Can the ambiguous legal position of stateless tankers unlock Russia’s shadow fleet? The European Union’s new sanctions package, its 19th since the invasion of Ukraine, is testing that hypothesis. Internal files show proposals to blacklist 120 more ships, a total of 568, with priority on 16 tankers that have no real flag a situation that could pave the way for interception under international law.

1. Legal Leverage Under UNCLOS
Whereas the majority of shadow fleet ships are dependent on the “right of innocent passage” in European waters, Article 110 of the United Nations Convention on the Law of the Sea (UNCLOS) allows the right of visit for “ships without nationality.” This right of investigation allows boarding and inspection, but only its application for seizure is still disputed. Previous EU naval operations, like Operation Sophia, have pushed the definition of “appropriate measures” in the Migrant Smuggling Protocol to the breaking point to justify interdictions, setting precedent for more aggressive enforcement.

2. The Stateless Sixteen
The newly designated stateless ships such as Adonia, Apate, Apus, Aquilla II, Bolu, Briont, Ethera, Everdine, Leona, Manaslu, Myra, Nemrut, Omni/Evali, Samos, Tagor and Tassos are just the ticket for this legal tactic. Without effective registration, they have no flag state protection, a weakness some states, adhering to the Lotus principle, have employed to treat such ships as theirs for purposes of enforcement.

3. Hybrid Warfare at Sea
The sanctions are not just about oil. Intelligence connects some of the shadow fleet to hostile operations, such as suspected drone launches and sabotage of undersea cables. In one prominent case, the Eagle S anchored for over six hours and cut five key cables, including the Estlink-2 power cable between Estonia and Finland. “There was imminent threat that other critical infrastructure would be damaged,” Risto Lohi of Finland’s National Bureau of Investigation stated.

4. Environmental and Safety Risks
Many of the shadow fleet tankers are decades old, in disrepair, and uninsured. Their hazards of operation are not hypothetical cable damage has incurred over $70 million in repairs, and oil spill hazard is ever present. Recovery of environmental damages from shell-company owners when they lack valid insurance is practically impossible.

5. False Flags and Fraudulent Registries
The broader list of 120 ships features Palau, Panama, and Comoros-flagged vessels, along with many fake Internet registries. Diplomatic pressure will sometimes compel flag states to remove sanctioned ships from their registries, but impenetrable ownership structures comprising special purpose vehicles, nominee directors, and multi-layered shells make accountability impossible.

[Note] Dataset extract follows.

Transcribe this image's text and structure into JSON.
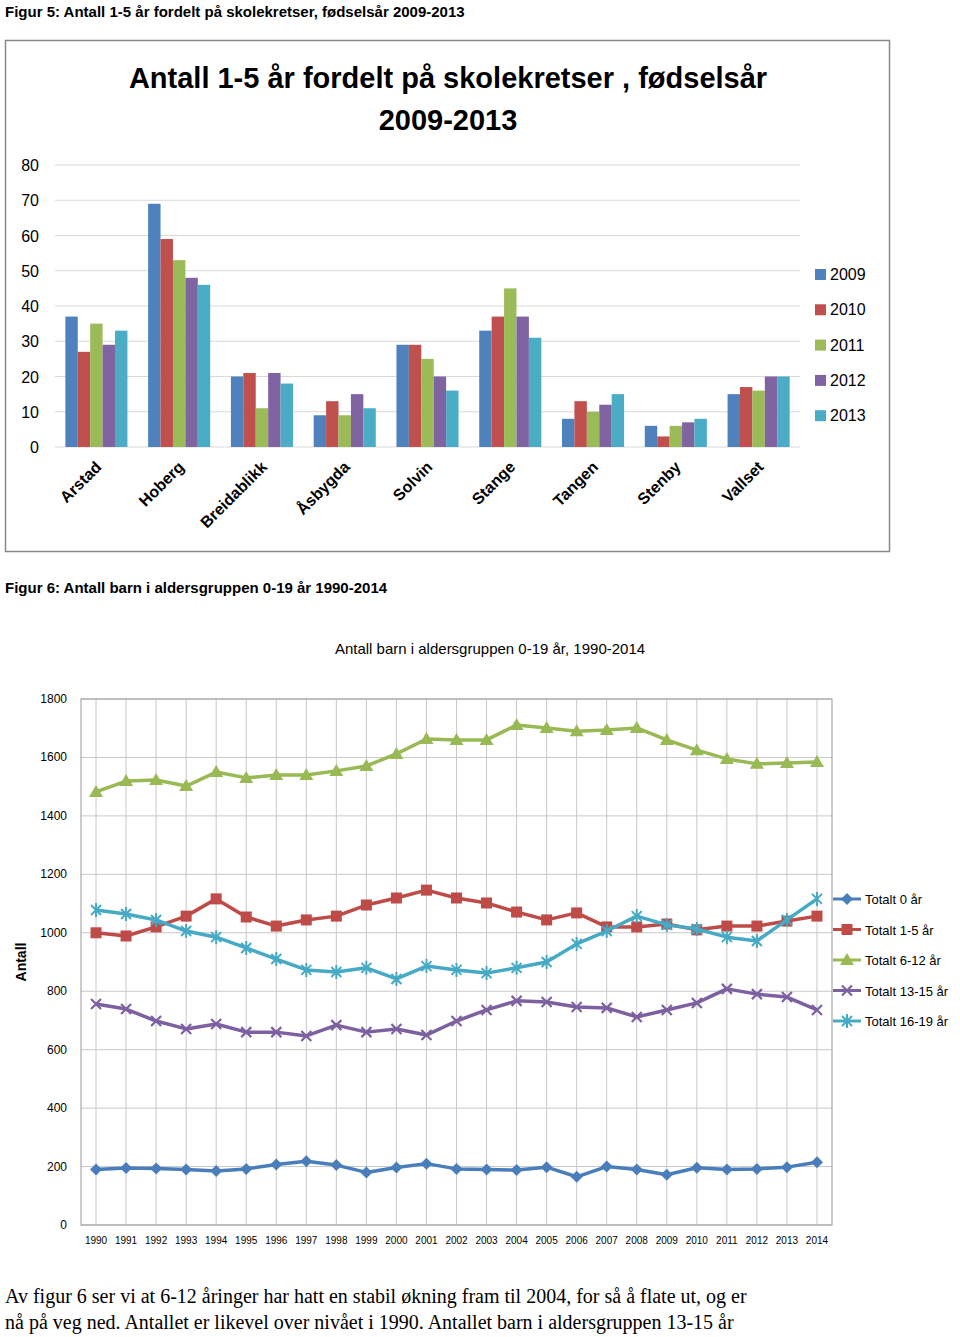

6. NATO’s Baltic Sentry Response
Following the Eagle S incident, NATO launched Baltic Sentry, deploying ships and aircraft to monitor shadow fleet movements and protect seabed infrastructure. “We’re not gonna be pushed around, interfered with,” said Admiral Keith Blount, NATO’s deputy supreme allied commander. Since its inception, no further cable-cutting incidents have been reported.

7. Drone Launch Platforms
Recent seizures, like France’s takeover of the Boracay off Saint-Nazaire, highlight the fleet’s suspected activity in air incursions. Experts point out that commercial ships can be equipped with military sensors or used as drone launchers, allowing surveillance or interference with airspace in Denmark and Norway.

8. Jurisdictional Gaps and State Practice
Even though UNCLOS does not comment on seizure authority over stateless ships, several states have incorporated such powers into domestic law. The U.S. Maritime Drug Law Enforcement Act, to take an instance, extends jurisdiction to stateless ships in the context of narcotics, a stance endorsed by courts operating under the Lotus principle. The EU’s decision to blacklist stateless tankers may foreshadow a similar enlargement of maritime enforcement standards.

9. Political Sensitivities
Interdictions entail geopolitical risk. When Estonia tried to intercept the stateless Jaguar in May, Russia scrambled a Su‑35 over Estonian territory. President Macron’s justification of France’s boarding of the Boracay as part of an EU/NATO “policy of obstruction” provoked stinging condemnation from Moscow, which called the action “piracy.”

10. Enforcement Beyond Europe
Commentators warn that the blacklist is not very effective if third-party non-EU ports still serve these ships. In the absence of international cooperation, shadow fleet tankers are able to refuel, insure, and market outside of European jurisdiction, compromising sanctions and leaving environmental and security risks unsolved.
The EU’s targeting of stateless tankers combines maritime law, sanctions policy, and security strategy in a single high-wire gambit. Whether Article 110’s right of visit becomes a de facto right of seizure may hang as much on politics as on law and on willingness by states to address the shadow fleet’s hybrid threat profile.